Dados sobre parto devem ter indicadores
“Os esforços devem se concentrar em garantir que cesáreas sejam feitas nos casos em que são necessárias, em vez de buscar atingir uma taxa específifica”, afirma a Organização Mundial da Saúde (OMS) em relatório publicado, em 2015, sobre a revisão das taxas.
Segundo o Ministério da Saúde, “considerando as características da nossa população, que apresenta entre outros distintivos um elevado número de operações cesarianas anteriores, a taxa de referência ajustada para a população brasileira gerada a partir do instrumento desenvolvido para este fi m pela OMS estaria entre 25-30%”.
As taxas de cesárea no Brasil, apesar de ajustadas, são estimativas, visto que não há um sistema de classificação nacional. Considerando o cenário global, a OMS afirma que também “não existe uma classificação de cesáreas aceita internacionalmente que permita comparar, de forma relevante e útil, as taxas em diferentes hospitais, cidades ou regiões”.
“Há que se ressaltar que a cesariana salva vidas. Em diversos casos é uma indicação médica que visa a garantir a segurança tanto do bebê quanto da parturiente. Ter indicadores de partos é de extrema importância, mas é necessário definir padrões, e a Classificação de Robson, recomendada pela OMS, é o método adequado para o Brasil implantar”, explica o diretor do CFM José Hiran Gallo.
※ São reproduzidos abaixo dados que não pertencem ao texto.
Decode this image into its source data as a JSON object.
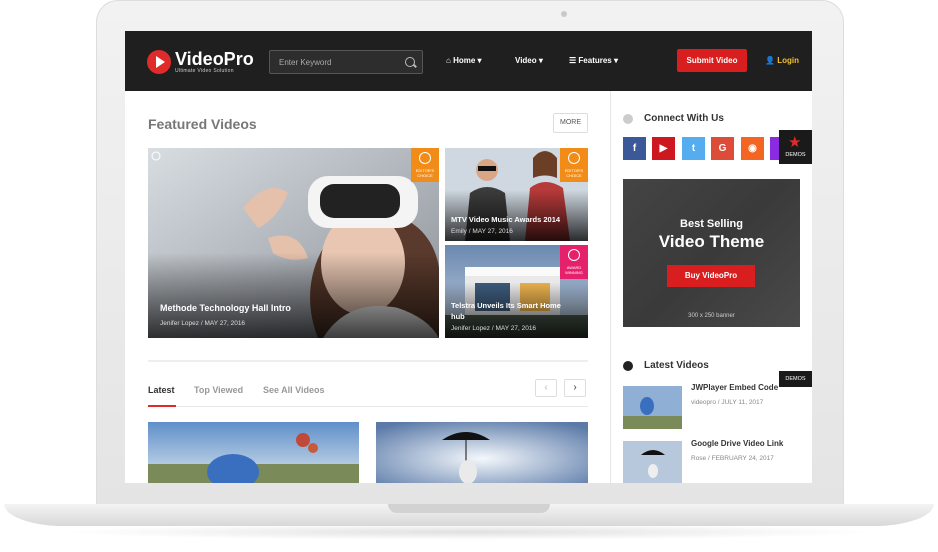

A Classificação de Robson, apresentada em 2001 pelo médico Michael Robson, reúne as gestantes em 10 grupos conforme suas características obstétricas, como nulíparas com feto único em apresentação pélvica e multíparas sem cesárea anterior com feto único, cefálico, ≥ 37 semanas e em trabalho de parto espontâneo. As características de definição dos grupos são informações colhidas rotineiramente nos hospitais, o que viabiliza a implantação do sistema, a tabulação e a comparação dos dados.
Além de recomendar a Classificação de Robson “como instrumento padrão em todo o mundo para avaliar, monitorar e comparar taxas de cesáreas ao longo do tempo em um mesmo hospital e entre diferentes hospitais”, a OMS informou que irá construir “um manual sobre como usar, implementar e interpretar a classificação de Robson, que incluirá a padronização de todos os termos e definições”.